LeetCode解题报告（291）-- 138. Copy List with Random Pointer

Problem

A linked list of length n is given such that each node contains an additional random pointer, which could point to any node in the list, or null.

Construct a deep copy of the list. The deep copy should consist of exactly n brand new nodes, where each new node has its value set to the value of its corresponding original node. Both the next and random pointer of the new nodes should point to new nodes in the copied list such that the pointers in the original list and copied list represent the same list state. None of the pointers in the new list should point to nodes in the original list.

For example, if there are two nodes X and Y in the original list, where X.random --> Y, then for the corresponding two nodes x and y in the copied list, x.random --> y.

Return the head of the copied linked list.

The linked list is represented in the input/output as a list of n nodes. Each node is represented as a pair of [val, random_index] where:

val: an integer representing Node.val
random_index: the index of the node (range from 0 to n-1) that the random pointer points to, or null if it does not point to any node.

Your code will only be given the head of the original linked list.

Example 1:

1 2	Input: head = [[7,null],[13,0],[11,4],[10,2],[1,0]] Output: [[7,null],[13,0],[11,4],[10,2],[1,0]]

Example 2:

1 2	Input: head = [[1,1],[2,1]] Output: [[1,1],[2,1]]

Example 3:

1 2	Input: head = [[3,null],[3,0],[3,null]] Output: [[3,null],[3,0],[3,null]]

Example 4:

1
2
3

Input: head = []
Output: []
Explanation: The given linked list is empty (null pointer), so return null.

Constraints:

0 <= n <= 1000
-10000 <= Node.val <= 10000
Node.random is null or is pointing to some node in the linked list.

Analysis

题目要求我们deep copy一个链表，这个链表比较特殊，除了next指针外，还有一个random指针，指向链表中的任意一个元素（或者是NULL）。虽然链表的结构是复杂了，但是理清思路后，这个深拷贝和普通链表没什么不同。

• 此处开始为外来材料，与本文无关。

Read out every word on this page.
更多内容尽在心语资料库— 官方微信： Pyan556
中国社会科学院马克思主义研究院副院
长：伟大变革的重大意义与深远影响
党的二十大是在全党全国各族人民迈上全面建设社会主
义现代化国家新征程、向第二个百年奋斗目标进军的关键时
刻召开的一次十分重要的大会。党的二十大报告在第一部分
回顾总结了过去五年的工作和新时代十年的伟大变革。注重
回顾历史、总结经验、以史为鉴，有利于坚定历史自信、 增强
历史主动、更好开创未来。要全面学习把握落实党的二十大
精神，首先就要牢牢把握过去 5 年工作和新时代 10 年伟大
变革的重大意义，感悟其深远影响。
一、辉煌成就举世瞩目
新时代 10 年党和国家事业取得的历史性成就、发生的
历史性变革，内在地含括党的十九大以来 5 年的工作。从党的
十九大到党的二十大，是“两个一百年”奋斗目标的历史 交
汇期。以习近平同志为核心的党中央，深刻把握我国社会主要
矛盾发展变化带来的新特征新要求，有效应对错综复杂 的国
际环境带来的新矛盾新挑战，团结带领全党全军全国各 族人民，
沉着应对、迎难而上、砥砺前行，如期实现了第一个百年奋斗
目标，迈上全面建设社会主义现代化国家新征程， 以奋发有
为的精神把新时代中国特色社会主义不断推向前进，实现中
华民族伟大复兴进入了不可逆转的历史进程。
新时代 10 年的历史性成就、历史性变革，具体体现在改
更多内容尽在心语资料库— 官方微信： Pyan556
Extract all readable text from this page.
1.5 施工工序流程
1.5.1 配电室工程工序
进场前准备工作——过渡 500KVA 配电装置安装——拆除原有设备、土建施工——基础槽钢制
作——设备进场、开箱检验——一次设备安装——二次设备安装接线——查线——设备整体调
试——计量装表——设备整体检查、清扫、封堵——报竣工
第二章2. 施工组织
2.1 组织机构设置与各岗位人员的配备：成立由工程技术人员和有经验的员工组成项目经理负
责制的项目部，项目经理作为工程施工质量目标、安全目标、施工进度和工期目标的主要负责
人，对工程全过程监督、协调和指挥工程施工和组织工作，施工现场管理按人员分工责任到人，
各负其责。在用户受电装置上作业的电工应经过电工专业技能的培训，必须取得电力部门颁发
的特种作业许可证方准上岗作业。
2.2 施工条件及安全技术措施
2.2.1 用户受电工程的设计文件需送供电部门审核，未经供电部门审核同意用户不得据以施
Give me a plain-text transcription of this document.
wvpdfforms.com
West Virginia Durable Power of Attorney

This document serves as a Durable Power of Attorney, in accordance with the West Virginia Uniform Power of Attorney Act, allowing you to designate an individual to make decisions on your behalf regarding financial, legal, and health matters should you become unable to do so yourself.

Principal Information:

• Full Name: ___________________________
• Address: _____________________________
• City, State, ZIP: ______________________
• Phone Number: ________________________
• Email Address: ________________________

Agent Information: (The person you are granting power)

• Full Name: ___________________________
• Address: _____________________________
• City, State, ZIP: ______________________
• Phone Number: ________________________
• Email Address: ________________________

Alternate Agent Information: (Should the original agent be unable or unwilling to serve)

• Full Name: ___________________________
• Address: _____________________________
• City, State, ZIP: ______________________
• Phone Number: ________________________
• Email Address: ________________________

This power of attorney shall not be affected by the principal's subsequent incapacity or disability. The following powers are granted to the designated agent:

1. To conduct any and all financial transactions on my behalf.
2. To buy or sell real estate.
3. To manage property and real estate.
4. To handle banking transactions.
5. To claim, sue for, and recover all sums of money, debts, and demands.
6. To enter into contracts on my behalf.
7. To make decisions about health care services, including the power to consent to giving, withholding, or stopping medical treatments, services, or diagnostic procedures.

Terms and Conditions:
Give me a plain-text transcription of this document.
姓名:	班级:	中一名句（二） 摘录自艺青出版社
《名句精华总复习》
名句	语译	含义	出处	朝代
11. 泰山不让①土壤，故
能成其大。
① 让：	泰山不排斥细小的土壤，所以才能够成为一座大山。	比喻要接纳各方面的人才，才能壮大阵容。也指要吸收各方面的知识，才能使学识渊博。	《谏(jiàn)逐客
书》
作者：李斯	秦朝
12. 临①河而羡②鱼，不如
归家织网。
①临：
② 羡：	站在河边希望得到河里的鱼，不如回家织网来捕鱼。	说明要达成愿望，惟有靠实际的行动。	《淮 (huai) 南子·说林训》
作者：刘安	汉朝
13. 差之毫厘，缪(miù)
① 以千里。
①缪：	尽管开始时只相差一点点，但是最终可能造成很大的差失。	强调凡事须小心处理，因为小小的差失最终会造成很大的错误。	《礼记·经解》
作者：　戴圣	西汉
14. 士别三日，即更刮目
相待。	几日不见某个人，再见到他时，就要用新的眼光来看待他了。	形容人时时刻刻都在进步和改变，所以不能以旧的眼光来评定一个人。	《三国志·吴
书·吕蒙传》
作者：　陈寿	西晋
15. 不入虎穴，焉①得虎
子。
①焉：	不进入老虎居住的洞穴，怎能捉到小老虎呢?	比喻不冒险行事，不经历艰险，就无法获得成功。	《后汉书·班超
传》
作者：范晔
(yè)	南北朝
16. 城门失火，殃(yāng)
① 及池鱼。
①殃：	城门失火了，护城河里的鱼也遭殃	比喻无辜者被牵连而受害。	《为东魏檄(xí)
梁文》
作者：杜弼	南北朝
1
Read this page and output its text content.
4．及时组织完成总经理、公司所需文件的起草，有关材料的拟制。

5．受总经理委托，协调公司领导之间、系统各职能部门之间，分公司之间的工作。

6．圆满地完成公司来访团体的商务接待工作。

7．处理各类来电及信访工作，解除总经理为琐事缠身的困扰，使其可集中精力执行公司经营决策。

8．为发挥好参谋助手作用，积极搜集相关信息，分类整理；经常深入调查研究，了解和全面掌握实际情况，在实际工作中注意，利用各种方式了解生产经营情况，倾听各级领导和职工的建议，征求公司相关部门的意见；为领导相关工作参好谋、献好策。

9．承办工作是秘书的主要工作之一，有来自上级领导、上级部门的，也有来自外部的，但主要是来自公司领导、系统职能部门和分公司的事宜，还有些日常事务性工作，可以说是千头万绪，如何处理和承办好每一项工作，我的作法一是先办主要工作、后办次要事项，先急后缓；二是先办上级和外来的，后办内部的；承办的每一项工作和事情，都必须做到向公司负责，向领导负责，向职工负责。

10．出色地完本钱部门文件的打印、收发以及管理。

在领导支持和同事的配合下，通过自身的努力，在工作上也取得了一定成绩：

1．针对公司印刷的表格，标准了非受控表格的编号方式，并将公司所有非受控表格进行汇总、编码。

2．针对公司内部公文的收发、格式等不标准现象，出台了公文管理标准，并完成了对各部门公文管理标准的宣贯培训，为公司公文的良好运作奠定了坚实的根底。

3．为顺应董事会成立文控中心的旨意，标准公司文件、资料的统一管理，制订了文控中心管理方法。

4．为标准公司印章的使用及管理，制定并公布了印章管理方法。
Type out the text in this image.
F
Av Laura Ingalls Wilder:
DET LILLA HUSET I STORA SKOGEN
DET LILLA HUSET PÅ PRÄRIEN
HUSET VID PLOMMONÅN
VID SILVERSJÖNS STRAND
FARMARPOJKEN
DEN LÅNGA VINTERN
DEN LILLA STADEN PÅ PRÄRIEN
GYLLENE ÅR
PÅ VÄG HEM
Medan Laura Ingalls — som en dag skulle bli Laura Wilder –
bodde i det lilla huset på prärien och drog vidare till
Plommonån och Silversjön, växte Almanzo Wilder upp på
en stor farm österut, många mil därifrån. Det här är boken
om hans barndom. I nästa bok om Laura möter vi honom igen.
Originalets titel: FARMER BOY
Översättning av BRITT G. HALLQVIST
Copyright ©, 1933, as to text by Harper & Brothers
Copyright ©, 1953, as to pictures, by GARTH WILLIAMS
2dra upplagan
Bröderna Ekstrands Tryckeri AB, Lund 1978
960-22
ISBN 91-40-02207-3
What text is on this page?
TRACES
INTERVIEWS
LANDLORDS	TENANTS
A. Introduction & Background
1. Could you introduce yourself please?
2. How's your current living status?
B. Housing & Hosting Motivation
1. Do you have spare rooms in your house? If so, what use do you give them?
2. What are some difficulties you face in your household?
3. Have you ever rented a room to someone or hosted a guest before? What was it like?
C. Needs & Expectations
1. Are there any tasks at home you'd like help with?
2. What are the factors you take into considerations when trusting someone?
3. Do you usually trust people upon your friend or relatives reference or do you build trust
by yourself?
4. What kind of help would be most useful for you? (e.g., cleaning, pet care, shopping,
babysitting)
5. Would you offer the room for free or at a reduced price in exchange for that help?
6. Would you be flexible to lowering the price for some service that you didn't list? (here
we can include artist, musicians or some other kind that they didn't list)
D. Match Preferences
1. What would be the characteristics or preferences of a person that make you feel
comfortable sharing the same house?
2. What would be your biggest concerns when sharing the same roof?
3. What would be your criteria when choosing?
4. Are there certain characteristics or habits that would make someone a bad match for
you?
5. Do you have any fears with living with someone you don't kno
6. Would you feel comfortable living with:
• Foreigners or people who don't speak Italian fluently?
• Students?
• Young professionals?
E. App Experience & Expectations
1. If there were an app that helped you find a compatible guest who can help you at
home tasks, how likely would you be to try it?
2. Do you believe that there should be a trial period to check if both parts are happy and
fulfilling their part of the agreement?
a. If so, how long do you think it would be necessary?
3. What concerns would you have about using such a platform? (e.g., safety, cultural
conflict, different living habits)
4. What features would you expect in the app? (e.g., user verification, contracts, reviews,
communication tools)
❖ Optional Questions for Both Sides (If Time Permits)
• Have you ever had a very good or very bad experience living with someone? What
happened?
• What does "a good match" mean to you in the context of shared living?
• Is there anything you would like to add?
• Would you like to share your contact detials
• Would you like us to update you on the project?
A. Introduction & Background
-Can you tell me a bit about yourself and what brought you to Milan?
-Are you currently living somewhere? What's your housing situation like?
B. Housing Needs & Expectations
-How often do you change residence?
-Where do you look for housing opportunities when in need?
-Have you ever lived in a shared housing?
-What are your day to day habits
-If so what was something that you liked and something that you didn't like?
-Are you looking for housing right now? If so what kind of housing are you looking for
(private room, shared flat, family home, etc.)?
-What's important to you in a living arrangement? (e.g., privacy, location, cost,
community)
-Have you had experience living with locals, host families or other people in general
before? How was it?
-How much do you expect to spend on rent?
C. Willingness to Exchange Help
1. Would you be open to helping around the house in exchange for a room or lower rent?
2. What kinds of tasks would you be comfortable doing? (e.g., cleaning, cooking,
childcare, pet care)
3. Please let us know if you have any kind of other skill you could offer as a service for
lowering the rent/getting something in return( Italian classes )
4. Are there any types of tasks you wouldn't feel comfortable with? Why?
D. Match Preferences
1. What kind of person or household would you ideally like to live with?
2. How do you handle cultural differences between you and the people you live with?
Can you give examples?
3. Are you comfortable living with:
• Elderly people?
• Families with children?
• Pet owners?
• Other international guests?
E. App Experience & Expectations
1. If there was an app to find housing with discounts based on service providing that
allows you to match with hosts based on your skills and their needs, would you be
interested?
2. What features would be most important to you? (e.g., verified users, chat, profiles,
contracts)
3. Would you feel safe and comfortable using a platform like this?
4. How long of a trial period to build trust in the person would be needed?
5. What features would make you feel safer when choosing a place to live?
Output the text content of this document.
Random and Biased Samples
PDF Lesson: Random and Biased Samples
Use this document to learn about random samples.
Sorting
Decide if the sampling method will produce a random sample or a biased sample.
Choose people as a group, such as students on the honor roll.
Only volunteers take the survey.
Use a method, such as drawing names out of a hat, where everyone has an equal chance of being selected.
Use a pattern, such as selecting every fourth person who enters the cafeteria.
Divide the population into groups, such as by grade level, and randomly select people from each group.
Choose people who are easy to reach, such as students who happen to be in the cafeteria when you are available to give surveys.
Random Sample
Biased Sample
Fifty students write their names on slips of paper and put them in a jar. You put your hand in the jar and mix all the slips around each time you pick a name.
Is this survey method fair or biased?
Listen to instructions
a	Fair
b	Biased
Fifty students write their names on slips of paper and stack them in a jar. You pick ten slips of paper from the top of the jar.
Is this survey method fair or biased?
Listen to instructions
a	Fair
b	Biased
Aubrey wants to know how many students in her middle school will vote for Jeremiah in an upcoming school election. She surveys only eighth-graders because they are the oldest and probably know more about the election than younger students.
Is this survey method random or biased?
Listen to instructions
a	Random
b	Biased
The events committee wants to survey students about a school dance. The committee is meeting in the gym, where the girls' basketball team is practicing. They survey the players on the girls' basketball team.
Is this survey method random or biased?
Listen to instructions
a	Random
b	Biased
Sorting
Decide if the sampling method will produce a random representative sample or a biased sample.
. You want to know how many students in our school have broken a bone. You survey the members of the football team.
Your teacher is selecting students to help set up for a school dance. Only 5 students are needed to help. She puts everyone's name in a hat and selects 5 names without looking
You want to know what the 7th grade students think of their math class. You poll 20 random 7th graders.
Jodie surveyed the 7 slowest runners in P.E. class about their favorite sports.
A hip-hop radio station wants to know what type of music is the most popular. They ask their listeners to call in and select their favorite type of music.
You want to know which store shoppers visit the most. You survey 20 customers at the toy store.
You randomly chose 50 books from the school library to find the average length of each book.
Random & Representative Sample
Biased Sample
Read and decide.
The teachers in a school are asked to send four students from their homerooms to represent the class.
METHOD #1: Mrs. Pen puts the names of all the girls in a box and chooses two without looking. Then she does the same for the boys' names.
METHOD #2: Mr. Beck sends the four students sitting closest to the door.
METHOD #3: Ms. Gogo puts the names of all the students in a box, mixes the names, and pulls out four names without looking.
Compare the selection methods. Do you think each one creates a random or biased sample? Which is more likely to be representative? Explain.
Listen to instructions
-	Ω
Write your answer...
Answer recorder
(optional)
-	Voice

首先我们不考虑复制random部分，只copynext指向的节点，这个是非常简单的。之后我们再对每一个节点复制他的random指针，这是因为第一次遍历完后，能够保证所有节点都被复制了。因为第二遍复制random的时候需要在新旧链表之间建立对应关系，所以这里用到了map。在第一遍遍历的时候就建立好新旧链表直接每个节点的关联关系。

Solution

无

Code

/*
// Definition for a Node.
class Node {
public:
    int val;
    Node* next;
    Node* random;
    
    Node(int _val) {
        val = _val;
        next = NULL;
        random = NULL;
    }
};
*/

class Solution {
public:
    Node* copyRandomList(Node* head) {
        if (!head) {
            return NULL;
        }
        Node *res = new Node(head->val, NULL, NULL);
        Node *node = res, *cur = head->next;
        unordered_map<Node*, Node*> m;
        m[head] = res;
        while (cur) {
            Node *t = new Node(cur->val, NULL, NULL);
            node->next = t;
            m[cur] = t;
            node = node->next;
            cur = cur->next;
        }
        node = res;
        cur = head;
        while (cur) {
            node->random = m[cur->random];
            node = node->next;
            cur = cur->next;
        }
        return res;
    }
};

Summary

这是一道链表深拷贝的进阶题，虽然增加了一个random指针使得链表的结构变得负责，但复制的原理还是一样的。这里也借助了map对random部分进行拷贝。这道题目的分享到这里，谢谢您的支持！